5. § 31b(1) third sentence SGB II is unconstitutional and incompatible with the Basic Law to the extent that it sets out a rigid duration of three months for all benefit reductions under review here.
II.
1. § 31a(1) first, second and third sentence and § 31b SGB II continue to apply in cases governed by § 31(1) SGB II subject to the restrictions set out in the operative part of the judgment. The transitional framework for § 31b(1) third sentence SGB II follows the arrangement set out in § 31a(1) sixth sentence SGB II.
2. Art. 1(1) in conjunction with Art. 20(1) GG does not impose an obligation on the legislature to retroactively establish benefits without any reductions pursuant to § 31a SGB II.
a) Administrative acts that have become final remain subject to § 40(3) SGB II, a special arrangement deviating from the general provision of § 44(1) first sentence of the Tenth Book of the Code of Social Law (SGB X).
b) Decisions regarding benefit reductions pursuant to § 31a(1) first sentence SGB II that have not become final but were determined before the pronouncement of the judgment remain effective.
c) Decisions regarding benefit reductions pursuant to § 31a(1) second and third sentence SGB II that were not final at the time of the pronouncement of the judgment must be annulled to the extent that reductions exceed 30% of the relevant basic rate.

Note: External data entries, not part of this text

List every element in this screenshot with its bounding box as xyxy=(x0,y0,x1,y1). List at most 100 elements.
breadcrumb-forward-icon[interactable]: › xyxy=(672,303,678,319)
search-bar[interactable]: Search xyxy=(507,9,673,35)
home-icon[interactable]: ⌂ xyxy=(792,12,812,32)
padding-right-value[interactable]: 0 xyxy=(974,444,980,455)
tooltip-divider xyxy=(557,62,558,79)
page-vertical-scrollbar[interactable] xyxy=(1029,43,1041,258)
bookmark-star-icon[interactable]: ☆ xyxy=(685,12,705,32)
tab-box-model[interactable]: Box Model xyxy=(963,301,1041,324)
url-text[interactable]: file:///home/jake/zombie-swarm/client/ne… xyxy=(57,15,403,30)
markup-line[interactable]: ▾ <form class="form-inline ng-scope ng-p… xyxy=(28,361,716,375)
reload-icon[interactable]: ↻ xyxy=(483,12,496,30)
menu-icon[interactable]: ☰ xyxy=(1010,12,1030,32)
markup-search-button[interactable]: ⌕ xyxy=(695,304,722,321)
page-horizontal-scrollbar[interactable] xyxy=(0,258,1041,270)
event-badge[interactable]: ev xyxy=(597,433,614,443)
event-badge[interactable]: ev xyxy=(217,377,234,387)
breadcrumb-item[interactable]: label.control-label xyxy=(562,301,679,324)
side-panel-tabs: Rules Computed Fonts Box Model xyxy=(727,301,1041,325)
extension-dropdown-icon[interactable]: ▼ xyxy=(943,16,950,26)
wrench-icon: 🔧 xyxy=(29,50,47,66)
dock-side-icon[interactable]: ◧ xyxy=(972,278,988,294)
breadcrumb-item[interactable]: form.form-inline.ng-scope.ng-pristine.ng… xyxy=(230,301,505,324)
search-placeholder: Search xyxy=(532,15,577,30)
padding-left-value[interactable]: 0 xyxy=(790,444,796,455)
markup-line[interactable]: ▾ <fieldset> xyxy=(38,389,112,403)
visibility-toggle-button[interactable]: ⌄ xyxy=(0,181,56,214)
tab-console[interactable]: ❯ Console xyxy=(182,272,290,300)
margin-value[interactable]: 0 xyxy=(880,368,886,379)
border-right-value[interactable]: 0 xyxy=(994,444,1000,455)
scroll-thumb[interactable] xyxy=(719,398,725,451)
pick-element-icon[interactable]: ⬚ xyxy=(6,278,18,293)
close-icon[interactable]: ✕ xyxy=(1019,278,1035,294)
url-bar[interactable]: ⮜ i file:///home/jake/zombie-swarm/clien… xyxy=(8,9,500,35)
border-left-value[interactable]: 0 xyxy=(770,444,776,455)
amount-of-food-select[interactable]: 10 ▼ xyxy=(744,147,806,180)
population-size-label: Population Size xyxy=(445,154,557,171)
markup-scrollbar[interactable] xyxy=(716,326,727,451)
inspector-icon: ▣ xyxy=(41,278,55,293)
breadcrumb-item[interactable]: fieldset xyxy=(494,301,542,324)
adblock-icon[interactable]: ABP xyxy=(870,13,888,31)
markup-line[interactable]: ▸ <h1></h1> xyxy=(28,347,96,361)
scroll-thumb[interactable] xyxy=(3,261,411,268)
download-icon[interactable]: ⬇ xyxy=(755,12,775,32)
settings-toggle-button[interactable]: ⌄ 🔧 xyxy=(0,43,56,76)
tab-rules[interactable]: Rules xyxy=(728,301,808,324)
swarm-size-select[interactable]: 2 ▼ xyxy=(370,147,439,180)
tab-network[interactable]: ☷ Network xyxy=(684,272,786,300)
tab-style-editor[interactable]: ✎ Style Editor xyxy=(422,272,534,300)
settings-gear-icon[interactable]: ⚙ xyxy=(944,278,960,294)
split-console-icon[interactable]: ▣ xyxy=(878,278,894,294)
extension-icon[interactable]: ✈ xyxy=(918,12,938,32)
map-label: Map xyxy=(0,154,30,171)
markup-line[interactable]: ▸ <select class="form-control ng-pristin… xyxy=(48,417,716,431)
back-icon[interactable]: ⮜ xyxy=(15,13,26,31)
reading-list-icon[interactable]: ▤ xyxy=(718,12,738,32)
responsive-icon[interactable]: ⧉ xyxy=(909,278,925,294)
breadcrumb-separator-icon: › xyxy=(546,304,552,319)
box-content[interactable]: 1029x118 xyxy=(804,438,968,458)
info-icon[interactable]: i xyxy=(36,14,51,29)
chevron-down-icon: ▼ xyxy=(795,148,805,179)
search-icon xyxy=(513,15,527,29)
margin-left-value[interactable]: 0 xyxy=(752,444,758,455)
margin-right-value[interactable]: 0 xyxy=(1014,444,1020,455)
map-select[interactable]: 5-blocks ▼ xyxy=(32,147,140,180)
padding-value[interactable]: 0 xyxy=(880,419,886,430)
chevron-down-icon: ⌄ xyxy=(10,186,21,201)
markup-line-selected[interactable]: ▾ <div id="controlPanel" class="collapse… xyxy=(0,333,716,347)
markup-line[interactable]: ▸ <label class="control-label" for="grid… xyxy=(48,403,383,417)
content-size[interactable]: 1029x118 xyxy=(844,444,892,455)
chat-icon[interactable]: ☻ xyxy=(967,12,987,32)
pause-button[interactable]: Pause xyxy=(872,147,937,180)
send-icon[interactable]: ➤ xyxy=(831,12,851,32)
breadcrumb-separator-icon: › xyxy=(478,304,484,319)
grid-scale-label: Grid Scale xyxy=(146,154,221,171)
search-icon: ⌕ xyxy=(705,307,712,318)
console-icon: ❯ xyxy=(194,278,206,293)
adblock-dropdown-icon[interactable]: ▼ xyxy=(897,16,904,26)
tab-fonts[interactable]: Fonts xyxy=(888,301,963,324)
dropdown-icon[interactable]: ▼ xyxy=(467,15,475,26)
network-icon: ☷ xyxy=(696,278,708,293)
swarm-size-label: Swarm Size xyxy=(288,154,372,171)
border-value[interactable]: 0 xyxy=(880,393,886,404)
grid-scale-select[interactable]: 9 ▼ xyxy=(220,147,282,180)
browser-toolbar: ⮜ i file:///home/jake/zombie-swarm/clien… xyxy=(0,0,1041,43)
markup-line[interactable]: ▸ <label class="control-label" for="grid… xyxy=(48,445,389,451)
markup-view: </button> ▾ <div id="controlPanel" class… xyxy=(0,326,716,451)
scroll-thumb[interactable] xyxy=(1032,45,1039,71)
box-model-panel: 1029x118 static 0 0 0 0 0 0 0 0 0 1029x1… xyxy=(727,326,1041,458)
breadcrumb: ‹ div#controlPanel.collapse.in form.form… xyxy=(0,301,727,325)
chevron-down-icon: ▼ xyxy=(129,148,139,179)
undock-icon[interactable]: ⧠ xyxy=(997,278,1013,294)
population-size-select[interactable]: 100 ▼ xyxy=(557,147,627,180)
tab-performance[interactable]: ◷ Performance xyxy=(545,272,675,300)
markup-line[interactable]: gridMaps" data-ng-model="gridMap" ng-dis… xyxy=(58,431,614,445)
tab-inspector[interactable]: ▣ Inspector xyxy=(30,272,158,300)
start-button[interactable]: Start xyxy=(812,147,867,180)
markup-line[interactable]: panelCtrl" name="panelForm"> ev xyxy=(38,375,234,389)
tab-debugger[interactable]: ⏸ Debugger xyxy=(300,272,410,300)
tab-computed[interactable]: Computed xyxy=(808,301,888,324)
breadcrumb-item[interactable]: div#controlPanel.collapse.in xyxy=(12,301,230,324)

3. Furthermore, the unconstitutionality of the provisions, in the context of decisions on costs in proceedings brought by benefit recipients, must be adequately taken into account in their favour, where the statutory provisions allow for it (cf. BVerfGE 125, 175 <259>; 132, 134 <178 and 179 para. 111 et seq .>).
III.
The legislature must enact new provisions setting out whether and how breaches of obligations pursuant to § 31(1) SGB II are to be sanctioned. It is within its discretion to decide whether it wants to continue to provide for benefit reductions to enforce cooperation obligations and to differentiate the amounts of such reductions.
E.
As regards its outcome, the decision is unanimous.